In the context of marriage and relationships, emotional abuse doesn’t get as much attention in the Wisconsin press as physical abuse does. There are undoubtedly various reasons for this, but one is probably that emotional scars are invisible whereas physical scars are not. Although the effects of physical abuse are more immediately noticeable, those of emotional abuse can be just as detrimental and even more harmful in the long term.
The impact of emotional abuse and how it affects the victim should be more openly discussed and widely understood. If you or a loved one is experiencing any sort of domestic abuse, please seek help.
What is the definition of emotional abuse?
The term “emotional abuse” is flexible, but it generally involves manipulation by the abuser of the victim’s emotions to create fear, anxiety, uncertainty and dependency. Examples of emotional abuse can include:
- Personal attacks
- Constant belittling
Threats to leave the relationship if the victim does not comply with the abuser’s demands
Separated couples entangled in divorce disputes often report emotional abuse as one of the main reasons for ending the relationship. As an experienced divorce attorney can attest, emotional abuse is more common than many believe.

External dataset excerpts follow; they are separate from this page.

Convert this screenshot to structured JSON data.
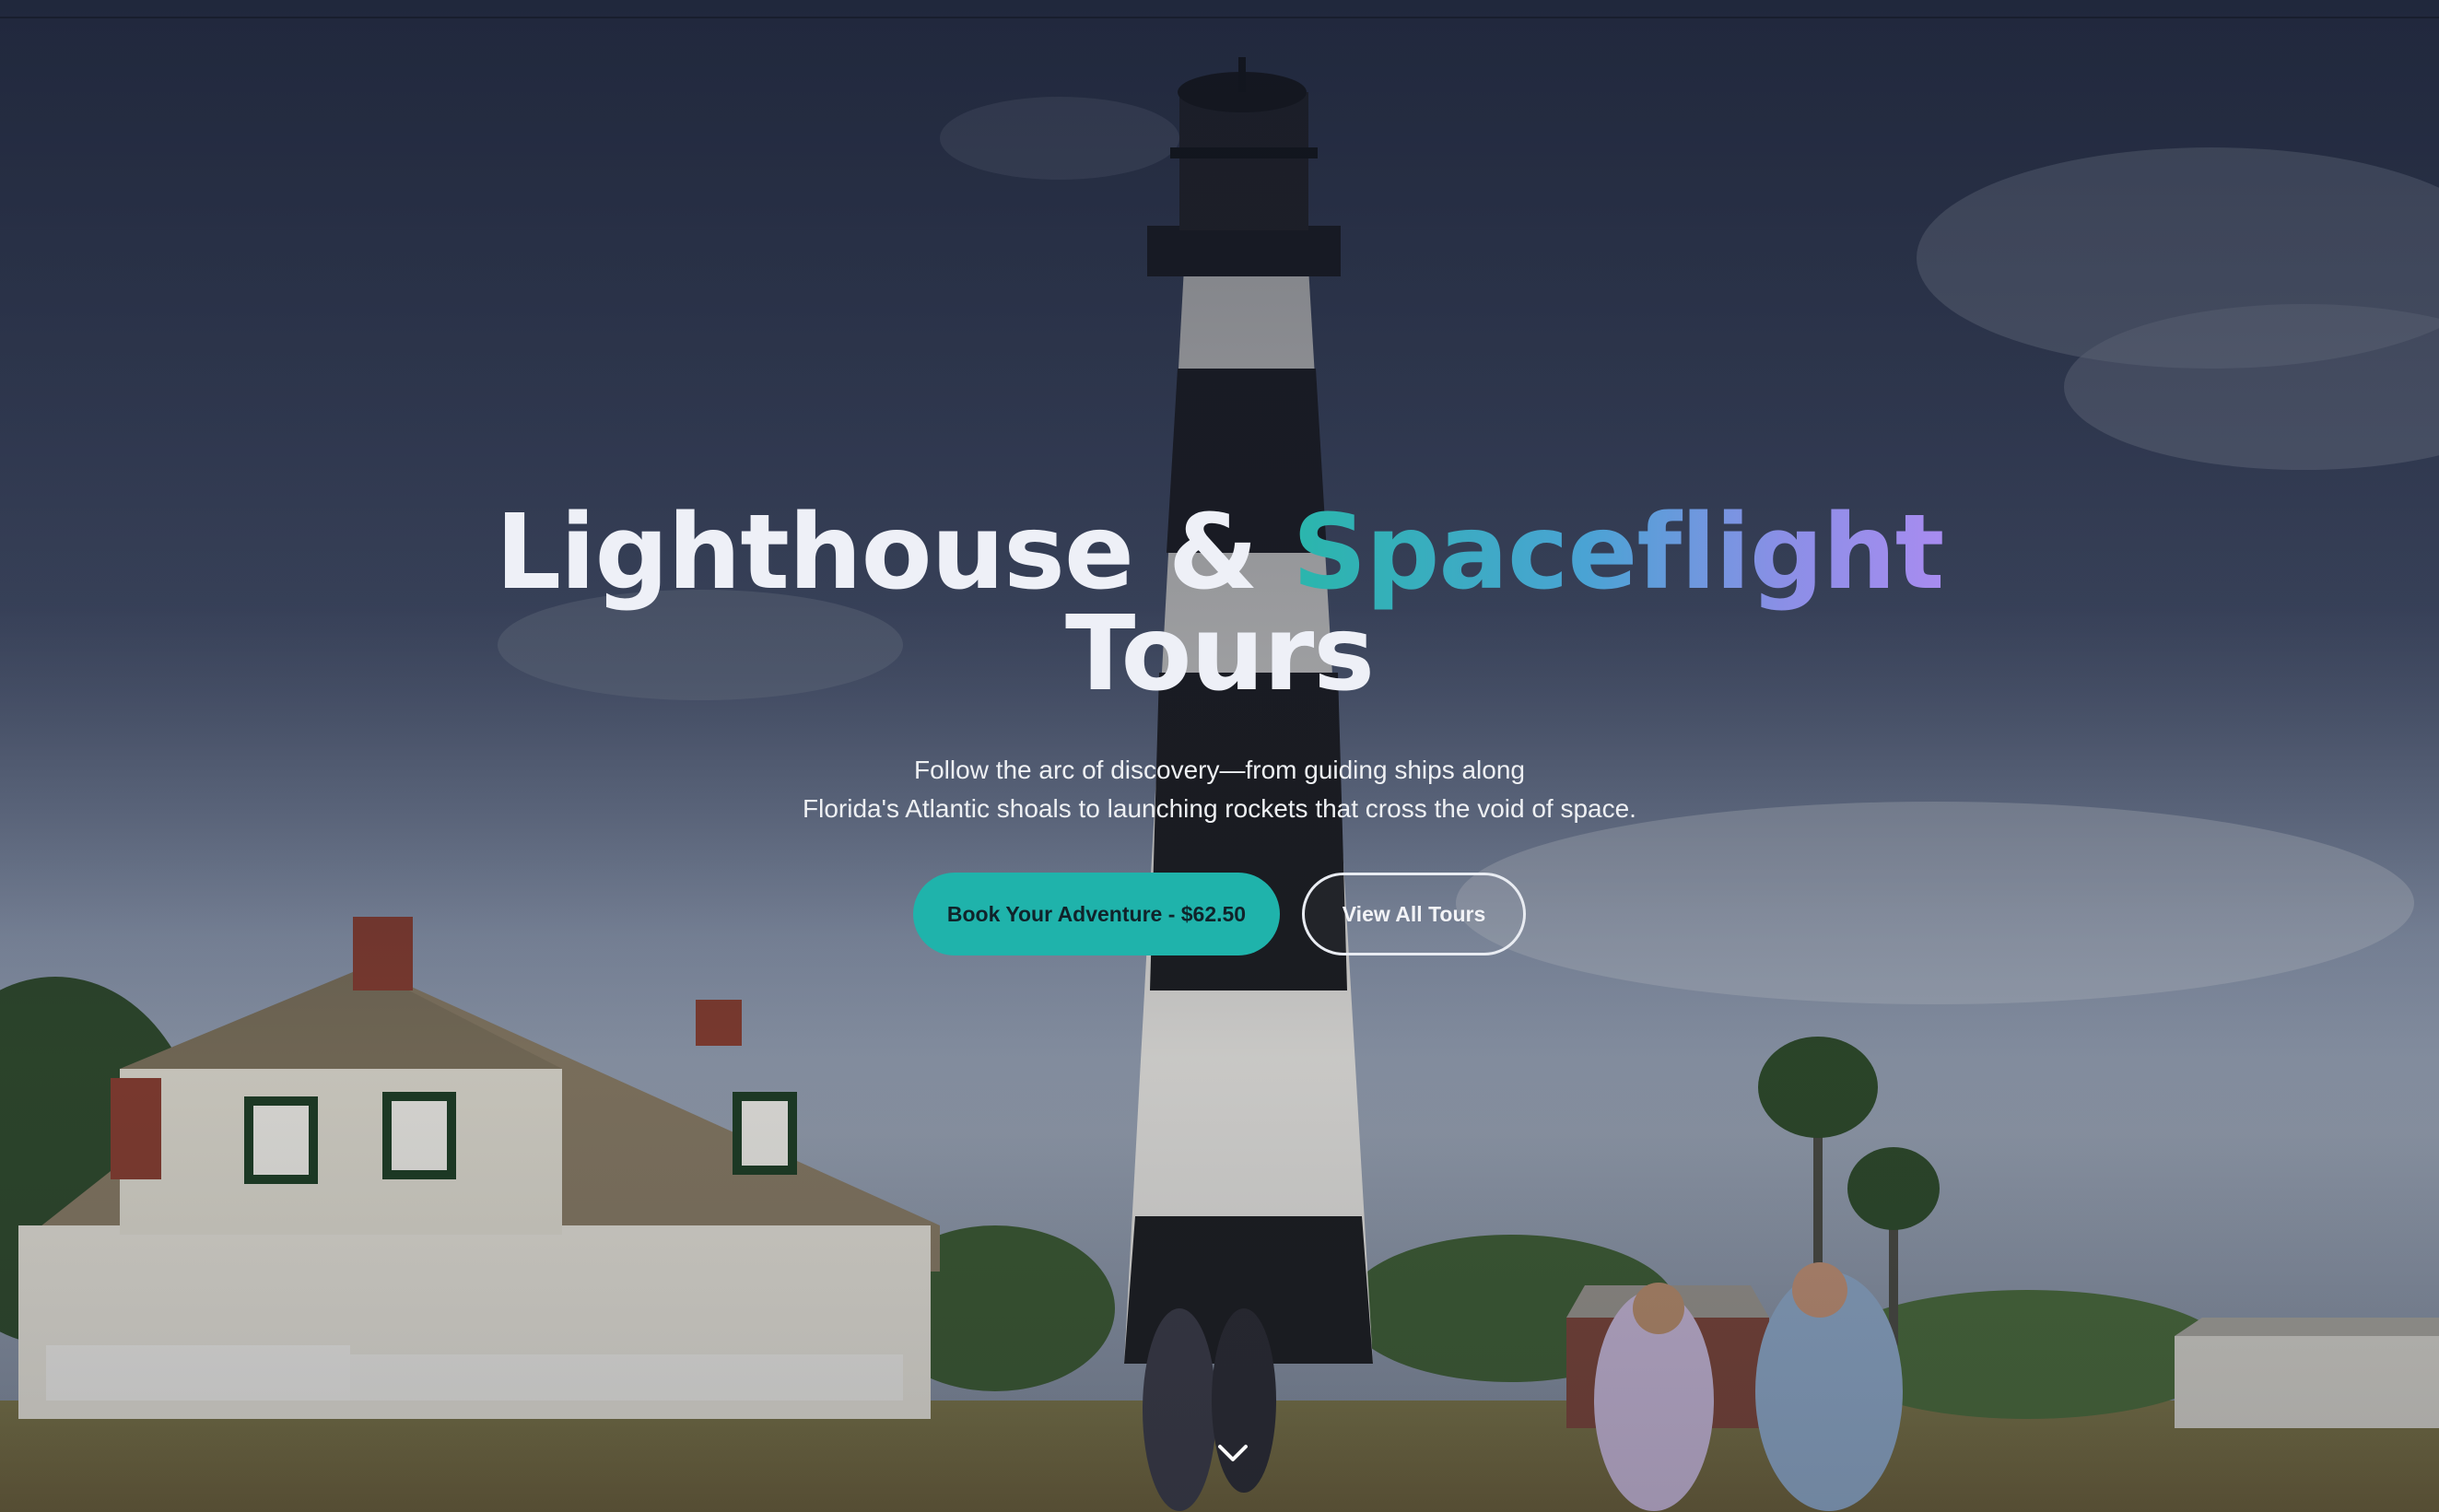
{
  "hero": {
    "title_part1": "Lighthouse & ",
    "title_accent": "Spaceflight",
    "title_part2": "Tours",
    "subtitle_line1": "Follow the arc of discovery—from guiding ships along",
    "subtitle_line2": "Florida's Atlantic shoals to launching rockets that cross the void of space.",
    "primary_button": "Book Your Adventure - $62.50",
    "secondary_button": "View All Tours",
    "scroll_icon": "chevron-down-icon"
  },
  "colors": {
    "accent_start": "#2ab6ac",
    "accent_end": "#a88cf0",
    "primary_button_bg": "#1fb3ab",
    "title_color": "#eef0f7"
  }
}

The isolating effects of emotional abuse
Whether as the result of a conscious strategy on the part of the abuser or the natural consequence of the emotional abuse, many victims begin to pull away from friends, family and other social connections as the abuse continues. This may be partially due to shame, fear or damaged self-esteem. More often than not, it is a combination of all these factors. From the abuser’s perspective, keeping the victim isolated and afraid is an ideal tactic to prevent outside knowledge of the situation and to stave off any attempt by loved ones to extract the victim from it.
Getting out of an abusive relationship
The most important action that a victim of emotional abuse can take to protect their own well-being is to leave the situation immediately. Get help from family and friends if necessary. Abusers usually do not change their behavior, and the abuse often gets worse over time.